(Publicado originalmente no blog gavetadoivo.wordpress.com)
(W. J. Solha)
Já li e recomendo O relato de Prócula, desse homem dos sete (só?) instrumentos: poeta, romancista, jornalista, ator de teatro e cinema, pintor impressionista, expressionista e outros istas, autor de libretos de ópera, conhecedor profundo de cinema, seus astros diretores etc. – enfim, o factótum literário mais realizado que conheço: W. J. Solha. O livro é um conflito entre o sentimento religioso do padre Martinho e sua vocação carnal desenfreada. E a tese do porquê da defesa de Jesus por Pilatos, uma revelação até agora insuspeitada. Solha, paulista de Sorocaba, radicou-se em João Pessoa-PB, aumentando a valorização daquele território onde se pode encontrar o maior número de intelectuais por metro quadrado no Brasil. O livro tem profundidade ideológica, além de ser uma conquista estilística entre o sinfônico e o cordel, ganhador de uma bolsa da Funarte e finalista do prêmio Jabuti. Mas Solha é muito mais que isto: sua História Universal da Angústia escarafuncha as profundidades anímicas de Saul e Parsifal, de Édipo e de Hamlet, etc. fazendo deles personagens dialogáveis entre nós. Seu Trigal com corvos (prêmio João Cabral de 2005) é uma palheta transbordante de cores e de sons poéticos. O blog em que escreve, www.eltheatro.com, é um espetáculo de erudição pictórica. E vai por aí. Confiram.
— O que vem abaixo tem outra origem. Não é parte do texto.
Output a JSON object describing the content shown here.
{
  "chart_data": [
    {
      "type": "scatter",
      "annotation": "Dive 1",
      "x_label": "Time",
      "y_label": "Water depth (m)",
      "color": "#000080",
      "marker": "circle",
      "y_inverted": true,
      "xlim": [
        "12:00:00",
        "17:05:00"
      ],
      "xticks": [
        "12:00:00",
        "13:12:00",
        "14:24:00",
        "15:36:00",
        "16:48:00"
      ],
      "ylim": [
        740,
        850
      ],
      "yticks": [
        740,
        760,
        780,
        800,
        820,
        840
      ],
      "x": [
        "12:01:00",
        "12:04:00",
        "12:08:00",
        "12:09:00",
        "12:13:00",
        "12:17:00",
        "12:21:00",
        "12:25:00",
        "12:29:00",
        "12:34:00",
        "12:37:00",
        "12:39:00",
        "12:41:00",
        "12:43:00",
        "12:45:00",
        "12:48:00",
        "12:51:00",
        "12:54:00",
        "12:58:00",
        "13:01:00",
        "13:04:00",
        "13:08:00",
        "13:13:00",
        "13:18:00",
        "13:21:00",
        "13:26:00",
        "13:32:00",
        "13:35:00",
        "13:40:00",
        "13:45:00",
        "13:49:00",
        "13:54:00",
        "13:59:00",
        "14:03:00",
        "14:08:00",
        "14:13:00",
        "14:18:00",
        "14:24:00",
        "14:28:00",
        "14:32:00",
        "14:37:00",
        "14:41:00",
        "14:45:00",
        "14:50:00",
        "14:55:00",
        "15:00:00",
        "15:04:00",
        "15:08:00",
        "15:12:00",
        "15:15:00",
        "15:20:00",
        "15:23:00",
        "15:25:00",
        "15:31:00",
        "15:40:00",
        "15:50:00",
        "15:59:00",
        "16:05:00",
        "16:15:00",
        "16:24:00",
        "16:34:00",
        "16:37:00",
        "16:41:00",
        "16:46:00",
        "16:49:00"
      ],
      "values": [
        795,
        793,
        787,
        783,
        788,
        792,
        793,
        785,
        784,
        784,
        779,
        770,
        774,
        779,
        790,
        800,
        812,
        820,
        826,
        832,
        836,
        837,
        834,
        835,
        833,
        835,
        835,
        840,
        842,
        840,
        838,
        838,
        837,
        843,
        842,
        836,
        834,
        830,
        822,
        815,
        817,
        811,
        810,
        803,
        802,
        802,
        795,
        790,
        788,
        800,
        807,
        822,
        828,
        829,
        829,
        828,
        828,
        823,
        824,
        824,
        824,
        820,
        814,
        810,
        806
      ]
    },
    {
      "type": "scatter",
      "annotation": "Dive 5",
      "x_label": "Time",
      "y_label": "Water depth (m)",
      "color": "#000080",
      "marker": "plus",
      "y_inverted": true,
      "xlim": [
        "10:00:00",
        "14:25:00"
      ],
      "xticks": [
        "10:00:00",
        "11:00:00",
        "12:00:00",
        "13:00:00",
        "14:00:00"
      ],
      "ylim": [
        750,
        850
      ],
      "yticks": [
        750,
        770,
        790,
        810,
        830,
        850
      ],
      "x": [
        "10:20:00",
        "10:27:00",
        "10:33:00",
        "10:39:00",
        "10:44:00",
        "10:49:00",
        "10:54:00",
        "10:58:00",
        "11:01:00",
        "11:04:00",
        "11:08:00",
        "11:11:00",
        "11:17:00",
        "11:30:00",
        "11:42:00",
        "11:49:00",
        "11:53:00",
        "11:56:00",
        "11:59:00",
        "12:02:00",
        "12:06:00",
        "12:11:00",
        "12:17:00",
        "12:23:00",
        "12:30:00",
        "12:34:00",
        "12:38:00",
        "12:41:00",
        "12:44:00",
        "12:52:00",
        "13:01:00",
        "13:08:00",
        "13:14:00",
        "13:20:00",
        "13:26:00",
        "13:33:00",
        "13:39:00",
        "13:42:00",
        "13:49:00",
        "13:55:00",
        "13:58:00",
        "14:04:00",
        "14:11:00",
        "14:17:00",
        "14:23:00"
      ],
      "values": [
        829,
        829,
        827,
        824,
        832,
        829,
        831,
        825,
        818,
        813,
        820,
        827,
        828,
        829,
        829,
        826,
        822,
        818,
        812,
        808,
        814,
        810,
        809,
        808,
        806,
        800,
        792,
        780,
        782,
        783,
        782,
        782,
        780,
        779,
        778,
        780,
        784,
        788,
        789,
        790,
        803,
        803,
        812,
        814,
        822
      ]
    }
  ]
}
Recentes notícias das multiatividades solhísticas me levam a esboçar este apêndice: estou conhecendo, pelo relato de suas memórias (“Pequena Arqueologia de Minha Vida Pregressa” no blog acima citado), alguns detalhes de suas exaustivas atuações como artista principal ou coadjuvante em inúmeras “curtas” produzidas no Nordeste. Numa delas, o nosso herói é assassinado e tem que permanecer imóvel no solo por algum tempo, para compor a cena. Solha conta que, após cair “morto”, prendia a respiração até o momento em que o diretor gritava “Corta”. E a cena devia repetir-se outras vezes, com novas tomadas em ângulos diferentes, para só depois se proceder à montagem final. Mas em cada uma delas, ele, o assassinado, caía sempre no chão e lá permanecia imóvel, durinho, sem piscar, absolutamente rígido até que o “corta” do diretor o restituísse à vida. Imagino que a morte verdadeira andou por ali bem perto, pois Solha, detalhista e perfeccionista como é, teria preferido morrer sufocado em silenciosa apneia a empanar a veracidade da cena. Por várias vezes desmaiou, de emoção, de exaustão, de pressão alta, até descobrir-se hipertenso, mas nem por isto está disposto a renunciar ao hobby. Tudo o que faz tem aquela grandeza e a determinação de um escultor. Como dificilmente qualquer desses filmes chegará aos cinemas do Rio, ficamos imaginando o que seria a vida (?) de Solha se fosse chamado a figurar numa Tropa de Elite junto ao Wagner Moura. O coração iria embora, sem dúvida. Se fosse então numa pontinha lá no Exterior¸ contracenando mesmo à sombra do Rodrigo Santoro, a morte seria anunciada no ato mesmo do convite. Para o Solha não há pequenos papeis, pois ele os engrandece a todos com o seu talento. É impressionante como uma pessoa pode ser tão completa em tantas atividades artísticas. Aquelas memórias do blog nos dão exemplos do que ele fez em matéria de pintura, as suas realizações no terreno da música, sem falar em sua carreira profissional. Sei que, não satisfeito em ter escrito o grande romance dos últimos vinte anos (meu voto), ele está agora empenhado num longo poema, depois de nos dar o Trigal com Corvos. A cada dia nos surpreende, nos achincalha, nos humilha, a nós, seus amigos mais chegados, com artigos de espantosa erudição seja poética, econômica ou filosófica. E nos manda, de bonificação, como piparote final, essas suas memórias ilustres e ilustradíssimas, cheias de humor e aventura, de música e poesia, nunca de mero som e fúria.